9-cis-retinol 9Z-c ¹H NMR (500 MHz, C₆D₆) δ 7.01 (d, J = 16.1 Hz, 1H), 6.91 (dd, J = 15.1, 11.4 Hz, 1H), 6.33 (d, J = 16.0 Hz, 1H), 6.25 (d, J = 15.1 Hz, 1H), 6.09 (d, J = 11.3 Hz, 1H), 5.58 (t, J = 6.8 Hz, 1H), 3.96 (d, J = 6.7 Hz, 2H), 1.94 (s, 5H), 1.87 (d, J = 15.5 Hz, 1H), 1.81 (s, 3H), 1.57 (dd, J = 7.6, 4.3 Hz, 2H), 1.54 (s, 4H), 1.49 – 1.42 (m, 2H), 1.11 (s, 6H).

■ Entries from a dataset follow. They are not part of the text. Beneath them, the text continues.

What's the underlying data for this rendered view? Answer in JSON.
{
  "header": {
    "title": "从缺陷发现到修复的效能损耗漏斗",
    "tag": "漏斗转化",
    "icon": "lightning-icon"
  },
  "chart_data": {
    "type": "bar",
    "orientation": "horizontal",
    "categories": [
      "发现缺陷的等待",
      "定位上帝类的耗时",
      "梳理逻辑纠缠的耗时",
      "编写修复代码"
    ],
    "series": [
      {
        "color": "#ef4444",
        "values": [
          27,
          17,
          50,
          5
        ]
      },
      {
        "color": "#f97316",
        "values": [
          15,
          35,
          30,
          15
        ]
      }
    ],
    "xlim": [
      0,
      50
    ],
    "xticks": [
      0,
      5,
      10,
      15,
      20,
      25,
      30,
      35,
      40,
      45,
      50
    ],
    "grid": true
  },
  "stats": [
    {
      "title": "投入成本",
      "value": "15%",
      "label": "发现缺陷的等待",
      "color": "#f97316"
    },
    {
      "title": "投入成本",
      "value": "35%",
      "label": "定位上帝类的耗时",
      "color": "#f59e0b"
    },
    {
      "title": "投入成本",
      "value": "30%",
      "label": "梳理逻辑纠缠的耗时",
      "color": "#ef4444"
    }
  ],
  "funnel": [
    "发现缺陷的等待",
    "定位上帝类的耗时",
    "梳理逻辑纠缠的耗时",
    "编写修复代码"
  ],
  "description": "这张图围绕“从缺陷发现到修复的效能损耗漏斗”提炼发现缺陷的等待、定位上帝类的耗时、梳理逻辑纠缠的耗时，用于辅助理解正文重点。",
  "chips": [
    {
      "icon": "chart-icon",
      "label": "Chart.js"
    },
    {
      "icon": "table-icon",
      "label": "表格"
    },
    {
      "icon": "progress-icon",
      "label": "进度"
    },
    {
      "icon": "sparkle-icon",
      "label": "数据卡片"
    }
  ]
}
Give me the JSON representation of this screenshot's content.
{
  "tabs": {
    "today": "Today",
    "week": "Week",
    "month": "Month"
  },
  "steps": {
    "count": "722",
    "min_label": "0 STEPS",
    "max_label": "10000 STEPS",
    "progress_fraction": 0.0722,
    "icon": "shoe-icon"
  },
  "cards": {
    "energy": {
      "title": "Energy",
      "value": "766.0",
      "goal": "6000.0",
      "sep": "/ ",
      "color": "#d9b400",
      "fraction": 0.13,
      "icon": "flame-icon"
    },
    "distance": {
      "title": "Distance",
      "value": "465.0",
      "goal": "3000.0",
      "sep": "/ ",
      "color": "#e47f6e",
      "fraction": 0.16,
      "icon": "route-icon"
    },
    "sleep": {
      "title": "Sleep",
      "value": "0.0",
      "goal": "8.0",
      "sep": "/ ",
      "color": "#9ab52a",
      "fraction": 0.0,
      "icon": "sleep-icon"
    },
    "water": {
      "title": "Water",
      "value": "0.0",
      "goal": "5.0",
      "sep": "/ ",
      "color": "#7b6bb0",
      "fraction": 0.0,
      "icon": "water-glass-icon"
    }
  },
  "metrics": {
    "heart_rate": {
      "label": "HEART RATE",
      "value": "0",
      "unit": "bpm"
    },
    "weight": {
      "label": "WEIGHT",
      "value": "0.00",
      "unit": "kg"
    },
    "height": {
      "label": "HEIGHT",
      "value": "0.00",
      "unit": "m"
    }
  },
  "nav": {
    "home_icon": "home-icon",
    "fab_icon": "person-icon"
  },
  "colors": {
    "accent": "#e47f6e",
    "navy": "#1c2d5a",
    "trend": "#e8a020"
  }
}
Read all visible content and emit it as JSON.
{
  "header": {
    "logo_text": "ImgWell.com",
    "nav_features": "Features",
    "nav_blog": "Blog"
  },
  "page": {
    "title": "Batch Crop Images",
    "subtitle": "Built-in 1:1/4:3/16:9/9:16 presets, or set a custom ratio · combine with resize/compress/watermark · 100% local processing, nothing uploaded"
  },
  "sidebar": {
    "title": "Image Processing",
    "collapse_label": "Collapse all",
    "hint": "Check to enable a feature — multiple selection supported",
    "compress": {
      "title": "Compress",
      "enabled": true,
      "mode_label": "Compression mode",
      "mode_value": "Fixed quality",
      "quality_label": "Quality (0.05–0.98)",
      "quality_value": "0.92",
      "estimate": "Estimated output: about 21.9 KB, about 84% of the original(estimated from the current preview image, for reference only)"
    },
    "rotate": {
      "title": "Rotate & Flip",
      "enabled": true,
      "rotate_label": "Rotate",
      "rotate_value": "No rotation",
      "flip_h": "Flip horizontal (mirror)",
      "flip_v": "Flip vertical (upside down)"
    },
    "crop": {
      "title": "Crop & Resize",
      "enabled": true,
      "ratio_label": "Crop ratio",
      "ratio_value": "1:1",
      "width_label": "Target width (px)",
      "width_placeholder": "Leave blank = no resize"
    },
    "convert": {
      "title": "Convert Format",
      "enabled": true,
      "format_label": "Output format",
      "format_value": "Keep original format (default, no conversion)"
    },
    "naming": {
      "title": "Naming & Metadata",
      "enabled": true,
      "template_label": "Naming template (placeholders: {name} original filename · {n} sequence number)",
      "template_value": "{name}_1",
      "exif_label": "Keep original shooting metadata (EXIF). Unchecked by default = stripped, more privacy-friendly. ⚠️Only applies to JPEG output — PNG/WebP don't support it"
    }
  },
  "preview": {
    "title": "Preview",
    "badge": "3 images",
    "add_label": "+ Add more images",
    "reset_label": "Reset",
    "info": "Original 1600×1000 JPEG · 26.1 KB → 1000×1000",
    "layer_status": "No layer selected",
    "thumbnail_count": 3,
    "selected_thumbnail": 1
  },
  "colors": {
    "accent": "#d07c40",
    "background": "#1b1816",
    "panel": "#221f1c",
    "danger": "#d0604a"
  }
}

Complete NMR assignment was previously reported.^[64]

of 9-cis-retinal 9Z-d ¹H NMR (400 MHz, CDCl₃) δ 10.09 (d, J = 8.2 Hz, 1H), 7.22 (dd, J = 15, 11.6 Hz, 1H), 6.66 (d, J = 15.8 Hz, 1H), 6.33 (d, J = 15.8 Hz, 1H), 6.30 (d, J = 15 Hz, 1H), 6.09 (d, J = 11.6 Hz, 1H), 5.97 (d, J = 8.2 Hz, 1H), 2.31 (s, 3H), 2.05 (m, 2H), 2.02 (s, 3H), 1.75 (s, 3H), 1.64 (m, 2H), 1.48 (m, 2H), 1.04 (s, 6H); ¹³C NMR (100 MHz, CDCl₃) δ 191.4, 155.2, 140.4, 138.2, 134.0, 131.5, 131.3, 130.6, 129.5, 129.2, 128.1, 39.64, 34.45 33.28, 29.20, 22.09, 21.21, 19.38, 13.40.